App 738, 742, 553 P3d 1063 (2024) (a person may be commit- ted for inability to meet basic personal needs only if their inability is of such a degree and duration as to put them at “nonspeculative risk of serious physical harm” that “is likely to occur in the near future” (internal quotation marks omit- ted)).2 Moreover, those statements were made in the express context of explaining why appellant was believed to be dan- gerous to self or others, which is a distinctly different theory of commitment.3 Accordingly, we conclude that the citation did not adequately state the “specific reasons” that appellant was believed to be a person with mental illness, ORS 426.090, in that it failed to notify appellant that she was believed to be unable to provide for her basic personal needs due to a mental disorder and was subject to commitment on that basis. As previously noted, appellant was civilly committed at the conclusion of the hearing based solely on the basic- needs theory. Reversed.

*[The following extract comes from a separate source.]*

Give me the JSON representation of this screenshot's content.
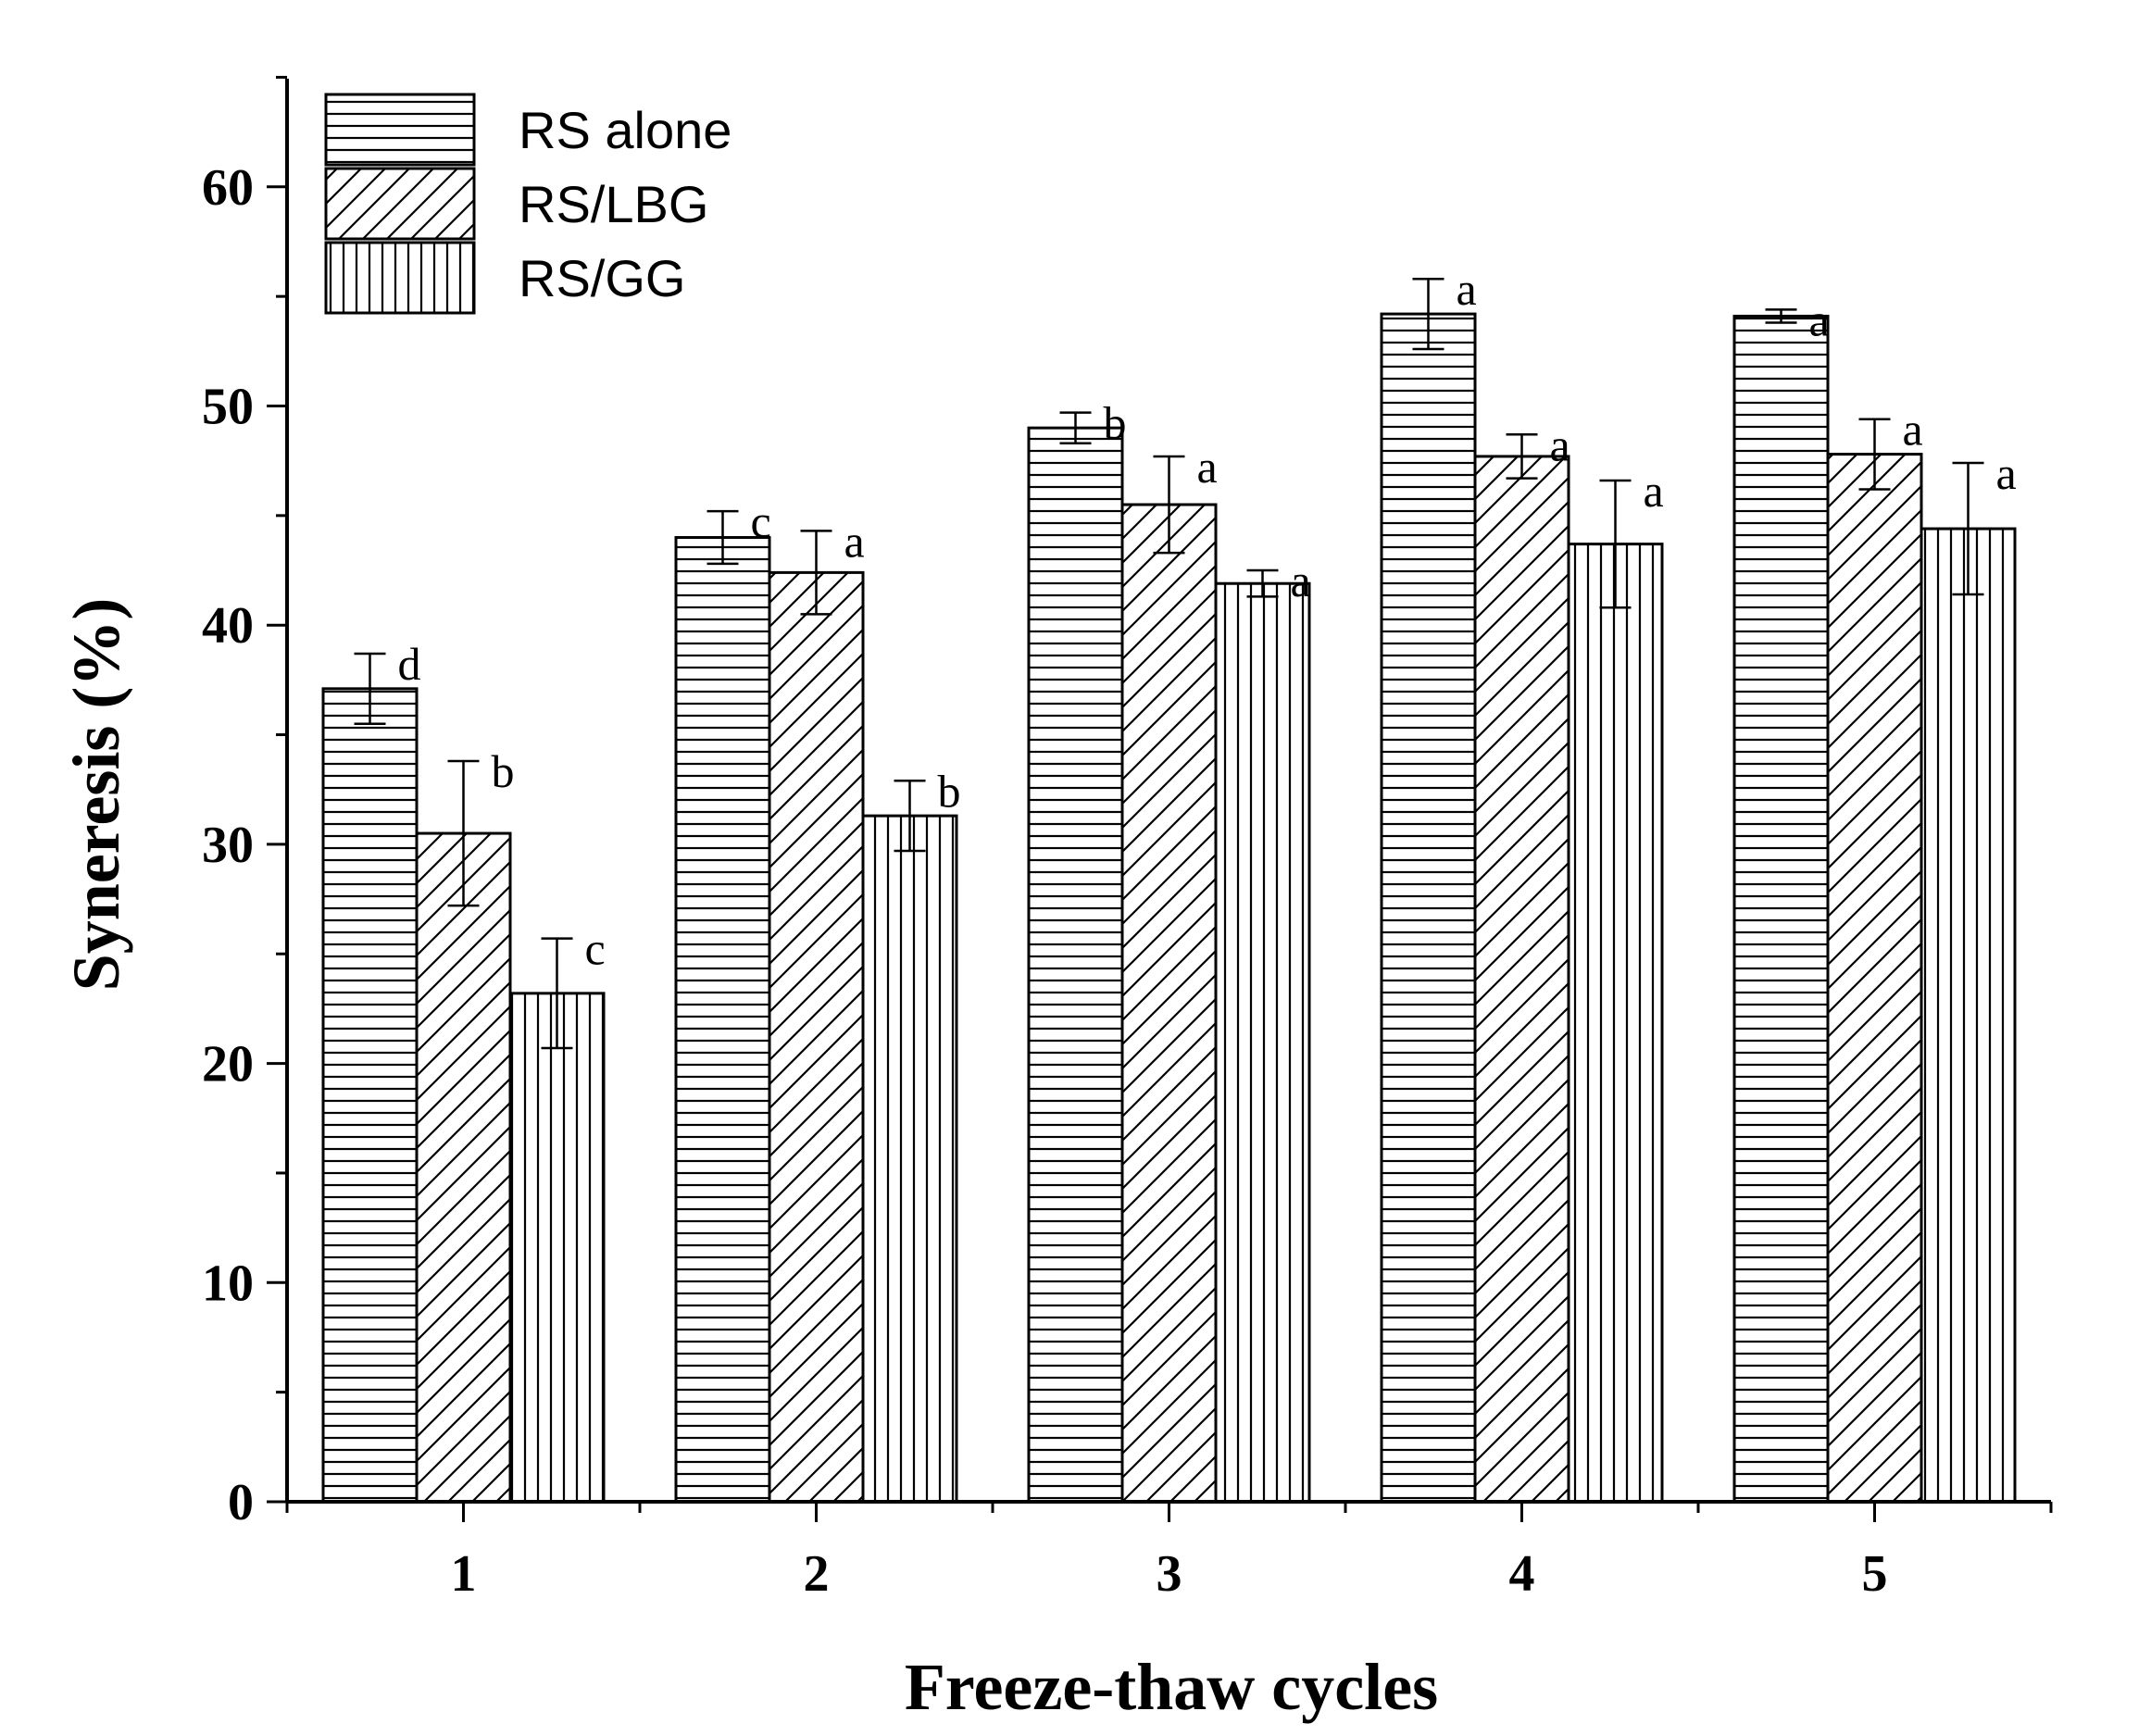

2 New civil commitment standards went into effect in July 2025. Or Laws 2025, ch 559, §§ 1 - 68. Appellant was committed in 2024, so the new standards are not at issue in this case. We rely on the law in effect at the time of appellant’s commitment. 3 A person is “dangerous to self” for civil commitment purposes when, due to a mental disorder, a person engages in dangerous activity that risks serious physical harm or death, such as jumping off buildings or running into traffic, with or without suicidal intent. State v. B. B., 240 Or App 75, 82-83, 245 P3d 697 (2010); see, e.g., State v. L. D., 310 Or App 347, 484 P3d 1100 (2021) (affirming commitment where the appellant repeatedly ran into traffic with suicidal intent); State v. J. D. S., 242 Or App 445, 263 P3d 1017 (2011) (affirming commitment where the appellant, without suicidal intent, jumped off a two-story building and twice drove without his hands on the steering wheel). A person is unable to meet basic personal needs for civil commitment purposes when, due to a mental disor- der, a person is unable to provide themselves with basic necessities such as food, water, or medical care to a degree that risks serious physical harm or death. A. M. W., 340 Or App at 474. Thus, danger to self tends to involve dangerous acts, while inability to meet basic needs tends to involve dangerous omissions.